Badan Pusat Statistik (BPS) mencatat pada kuartal III-2019 konsumsi rumah tangga hanya tumbuh 5,01%. Angka turun dari kuartal sebelumnya 5,17%. Meski begitu selama puluhan tahun konsumsi Indonesia terus tumbuh di sekitar 5%-an.

Ekonom Senior Indef, Faisal Basri mengaku curiga dengan data pertumbuhan konsumsi tersebut. Sebab kebanyakan dari negara lain, konsumsi rumah tangga selalu fluktuatif. Apalagi konsumsi masih menjadi motor utama dalam pertumbuhan ekonomi, sumbangsihnya 56%.

"Penyelamat kita konsumsi. Sepanjang 20 tahun terakhir 5% terus. Sehingga mulai muncul analisis data PDB kita nggak kredibel.

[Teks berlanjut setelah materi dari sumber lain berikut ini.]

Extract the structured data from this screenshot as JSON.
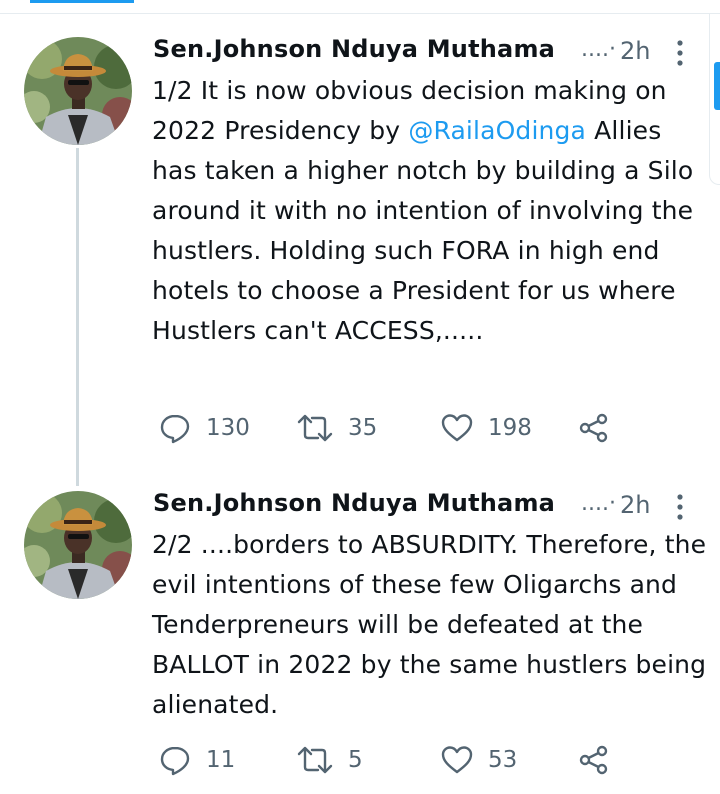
{
  "colors": {
    "accent": "#1d9bf0",
    "muted": "#536471",
    "text": "#0f1419",
    "thread_line": "#cfd9de"
  },
  "tweets": [
    {
      "author": "Sen.Johnson Nduya Muthama",
      "ellipsis": "....",
      "separator": "·",
      "time": "2h",
      "text_before": "1/2 It is now obvious decision making on 2022 Presidency by ",
      "mention": "@RailaOdinga",
      "text_after": " Allies has taken a higher notch by building a Silo around it with no intention of involving the hustlers. Holding such FORA in high end hotels to choose a President for us where Hustlers can't ACCESS,.....",
      "replies": "130",
      "retweets": "35",
      "likes": "198",
      "icons": [
        "reply-icon",
        "retweet-icon",
        "heart-icon",
        "share-icon",
        "more-vertical-icon"
      ]
    },
    {
      "author": "Sen.Johnson Nduya Muthama",
      "ellipsis": "....",
      "separator": "·",
      "time": "2h",
      "text_before": "2/2 ....borders to ABSURDITY. Therefore, the evil intentions of these few Oligarchs and Tenderpreneurs will be defeated at the BALLOT in 2022  by the same hustlers being alienated.",
      "mention": "",
      "text_after": "",
      "replies": "11",
      "retweets": "5",
      "likes": "53",
      "icons": [
        "reply-icon",
        "retweet-icon",
        "heart-icon",
        "share-icon",
        "more-vertical-icon"
      ]
    }
  ]
}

Tidak ada negara lain yang konsumsinya stabil, biasanya gonjang-ganjing," ujarnya dalam acara Kongkow Bisnis Pas FM di Hotel Milenium, Jakarta, Rabu (20/11/2019).

Faisal menduga, pertumbuhan konsumsi rumah tangga RI yang stabil dalam jangka panjang lebih dikarenakan BPS hanya mendata masyarakat kelas bawah. Padahal yang konsumsinya berfluktuatif adalah masyarakat kelas menengah dan atas.

"Konstruksi dari konsumsi itu kan survei namanya Susesnas, adjust dara produksi dan sebagainya. Karena susah menangkap orang kaya. Makanya itu represent yang kelas bawah," tuturnya.

Dia melanjutkan, masyarakat kelas bawah sendiri 90% lebih konsumsinya untuk makanan. Sedangkan kebutuhan makanan adalah kebutuhan wajib untuk bertahan hidup. Oleh karena itu konsumsinya tidak menurun.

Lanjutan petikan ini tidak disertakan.